AWS CNAME dns bug

Not too long ago I ran into a weird issue where an EC2 instance would fail to SSH into another one.

The problem

I had an application running in a docker container on Host Master that would attempt to SSH into Host worker. The ssh connection attempts would eventually timeout every time the app would run.

Service architecture

diagram

Initial thoughts

The first thing I did was check the security groups used for the worker hosts. After confirming that the worker allowed SSH connections coming from master I tried live debugging the application. I got a shell into the container running on Host Master and attempted to SSH into the Host worker using the same library as the app. The first attempt succeeded, but then subsequent attempts would just time out.

Troubleshooting

  • I confirmed that the security group rules of Host worker allowed ssh connections from Host Master.
  • I ensured that the container in Host Master had access to the identifyFile -v /home/ec2-user/.ssh:/root/.ssh of the host OS
  • I manually tried SSHing from the container in Host Master -> Host worker to confirm that everything was working.

What the service was doing

The service would spawn EC2 instances, wait for them to start up, then SSH into them and deploy a docker-compose file.
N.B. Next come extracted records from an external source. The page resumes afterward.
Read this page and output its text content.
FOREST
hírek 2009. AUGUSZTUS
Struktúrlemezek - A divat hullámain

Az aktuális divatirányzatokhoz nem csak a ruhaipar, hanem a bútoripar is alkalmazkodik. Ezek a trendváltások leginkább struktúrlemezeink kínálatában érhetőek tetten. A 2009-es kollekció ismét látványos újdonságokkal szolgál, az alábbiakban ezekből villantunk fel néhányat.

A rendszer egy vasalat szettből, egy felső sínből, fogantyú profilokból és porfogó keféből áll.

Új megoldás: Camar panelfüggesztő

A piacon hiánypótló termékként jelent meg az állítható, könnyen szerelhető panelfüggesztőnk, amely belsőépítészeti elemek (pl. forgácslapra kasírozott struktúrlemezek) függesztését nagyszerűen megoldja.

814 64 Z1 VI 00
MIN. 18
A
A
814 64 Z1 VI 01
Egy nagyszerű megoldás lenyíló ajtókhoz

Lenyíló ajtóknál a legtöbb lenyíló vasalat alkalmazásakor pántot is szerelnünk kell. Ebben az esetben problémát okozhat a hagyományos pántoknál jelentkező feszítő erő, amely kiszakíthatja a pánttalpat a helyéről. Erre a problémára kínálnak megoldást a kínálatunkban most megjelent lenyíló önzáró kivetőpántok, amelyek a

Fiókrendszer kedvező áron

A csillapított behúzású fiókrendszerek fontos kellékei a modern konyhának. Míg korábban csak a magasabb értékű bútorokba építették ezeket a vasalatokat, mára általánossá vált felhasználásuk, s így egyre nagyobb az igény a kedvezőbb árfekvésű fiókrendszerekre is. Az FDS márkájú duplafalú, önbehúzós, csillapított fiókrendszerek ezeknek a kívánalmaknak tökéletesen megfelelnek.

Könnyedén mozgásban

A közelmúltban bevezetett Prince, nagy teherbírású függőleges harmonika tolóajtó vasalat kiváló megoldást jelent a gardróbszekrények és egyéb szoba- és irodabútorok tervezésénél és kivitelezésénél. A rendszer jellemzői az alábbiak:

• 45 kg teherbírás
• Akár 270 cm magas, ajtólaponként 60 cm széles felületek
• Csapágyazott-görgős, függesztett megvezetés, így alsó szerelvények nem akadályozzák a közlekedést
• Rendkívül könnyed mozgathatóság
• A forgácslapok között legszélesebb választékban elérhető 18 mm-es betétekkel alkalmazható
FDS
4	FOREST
Once the EC2 was created, it would use the aws SDK to call the servicediscovery create-service and register-instance actions to associate a cname record to the instance. Doing this caused the public hostname of said instance to resolve to a private IP address when querying AWS’ nameservers.

Repeatedly running ssh -v with verbose logging from the container led me to see that the public hostname would resolve to a private IP address after the register-instance API was called.

Solution

I updated the app to use the instance’s public IP address instead of it’s public hostname. I’m in the process of contacting AWS support to figure out if this is expected behavior from register-instance or not.